Ok, so I kinda messed this one up.  First off, can you tell we are on a quinoa kick? We are both obsessed! Anyway,I was trying to consider Jon's tastes and liking so I left out the ginger, lemon (didn't have any) and raisins.  Well it turns out that he said he wouldn't have minded the ginger and raisins.  Dangit! It sounded good to me.

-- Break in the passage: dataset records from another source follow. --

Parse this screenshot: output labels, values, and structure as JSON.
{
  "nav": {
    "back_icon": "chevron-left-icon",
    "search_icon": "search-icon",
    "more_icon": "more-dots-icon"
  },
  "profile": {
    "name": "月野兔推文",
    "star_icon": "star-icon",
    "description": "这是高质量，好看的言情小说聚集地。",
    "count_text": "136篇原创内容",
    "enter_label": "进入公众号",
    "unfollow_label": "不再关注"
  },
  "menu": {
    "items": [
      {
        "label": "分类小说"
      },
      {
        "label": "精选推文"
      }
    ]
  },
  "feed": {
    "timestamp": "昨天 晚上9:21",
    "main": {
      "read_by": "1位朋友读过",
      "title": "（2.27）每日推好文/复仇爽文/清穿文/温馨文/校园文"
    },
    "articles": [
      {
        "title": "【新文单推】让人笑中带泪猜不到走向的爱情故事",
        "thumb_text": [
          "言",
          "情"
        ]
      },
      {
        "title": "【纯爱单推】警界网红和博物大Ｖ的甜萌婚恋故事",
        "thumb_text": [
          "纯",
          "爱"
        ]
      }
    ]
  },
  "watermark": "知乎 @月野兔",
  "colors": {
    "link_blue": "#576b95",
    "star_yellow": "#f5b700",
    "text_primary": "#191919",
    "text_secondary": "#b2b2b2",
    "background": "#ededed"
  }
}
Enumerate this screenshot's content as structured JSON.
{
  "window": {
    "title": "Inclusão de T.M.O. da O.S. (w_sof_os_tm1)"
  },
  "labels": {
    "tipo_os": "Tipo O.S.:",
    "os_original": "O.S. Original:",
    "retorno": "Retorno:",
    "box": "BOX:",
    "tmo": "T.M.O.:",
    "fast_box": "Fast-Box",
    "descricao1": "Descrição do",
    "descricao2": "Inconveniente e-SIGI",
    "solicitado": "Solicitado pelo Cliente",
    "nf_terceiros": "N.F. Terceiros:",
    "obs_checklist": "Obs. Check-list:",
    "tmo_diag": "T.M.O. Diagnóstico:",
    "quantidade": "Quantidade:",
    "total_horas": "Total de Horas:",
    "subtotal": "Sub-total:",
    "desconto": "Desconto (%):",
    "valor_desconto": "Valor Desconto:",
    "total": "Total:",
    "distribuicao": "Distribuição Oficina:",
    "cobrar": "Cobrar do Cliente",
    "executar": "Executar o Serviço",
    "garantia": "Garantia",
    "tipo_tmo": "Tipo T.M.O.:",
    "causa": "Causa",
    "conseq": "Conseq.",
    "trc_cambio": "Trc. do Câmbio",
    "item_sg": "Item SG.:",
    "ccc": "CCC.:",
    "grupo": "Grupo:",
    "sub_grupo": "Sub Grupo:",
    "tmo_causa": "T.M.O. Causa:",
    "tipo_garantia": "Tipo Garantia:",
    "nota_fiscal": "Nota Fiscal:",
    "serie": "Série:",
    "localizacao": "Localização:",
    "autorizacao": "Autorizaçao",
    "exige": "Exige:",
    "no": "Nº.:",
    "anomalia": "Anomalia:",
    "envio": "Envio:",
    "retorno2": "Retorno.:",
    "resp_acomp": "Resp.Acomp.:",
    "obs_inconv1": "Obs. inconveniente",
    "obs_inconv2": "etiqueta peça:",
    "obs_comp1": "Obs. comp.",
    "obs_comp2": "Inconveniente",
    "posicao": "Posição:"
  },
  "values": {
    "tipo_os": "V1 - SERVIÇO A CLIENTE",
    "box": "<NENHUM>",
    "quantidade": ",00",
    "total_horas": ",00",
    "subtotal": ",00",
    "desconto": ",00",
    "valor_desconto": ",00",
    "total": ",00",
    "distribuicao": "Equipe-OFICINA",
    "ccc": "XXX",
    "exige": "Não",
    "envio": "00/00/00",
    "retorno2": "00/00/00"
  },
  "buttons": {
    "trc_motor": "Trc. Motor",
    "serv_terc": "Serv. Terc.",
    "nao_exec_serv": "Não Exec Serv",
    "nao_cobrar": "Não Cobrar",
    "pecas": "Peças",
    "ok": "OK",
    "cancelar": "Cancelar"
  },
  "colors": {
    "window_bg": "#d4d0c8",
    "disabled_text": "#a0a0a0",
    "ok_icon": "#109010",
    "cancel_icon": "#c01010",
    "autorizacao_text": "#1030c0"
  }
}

Next time I will definitely add those ingredients.  It was really bland without them.  My plain paleted husband thought it was delicious, however!
 

Thursday, September 13, 2012

bullets.

a quick bullet point update!

  • vacation is hard work with a 6 month old
  • spending time with both mine and jon's family over the last two weeks was amazing
  • makena has a tooth! her bottom middle with the second one popping through now as well
  • she is also almost mobile.  as of this morning, she started scooting......backwards, lol!
  • i need to work out
  • fall is here which means my house will smell like cinnamon and cloves for the next two months
  • the weather is perfect, and perfect weather makes me happy
  • makena has discovered she has a voice and now says mama, dada, baba, pap-pap, and nana
  •  i have hundreds of pictures from the last two weeks that i need to upload
  • my baby will be 7 months old in a week, whoa
  • after makena was a terrible sleeper and napper on vacation, we cracked down when we got home and she now only fusses for 10ish minutes before falling asleep on her own
  • we lessened makena's medicine to once a day and then completely stopped it today, but after puking 3 times i'm thinking she still needs to be on it
  • its hard to think of updates on anything but makena
  • my arms and legs got tan for the first time this whole summer!
  • the leaves are about to change colors and i am reminded that the east coast really is the best place to live during the fall
  • i'm really itching to get crafty. stay tuned.
  • ellen is on again so all is right in the world
  • sodastream energy is the best
  • ok, im running out of interesting things to say. goodbye.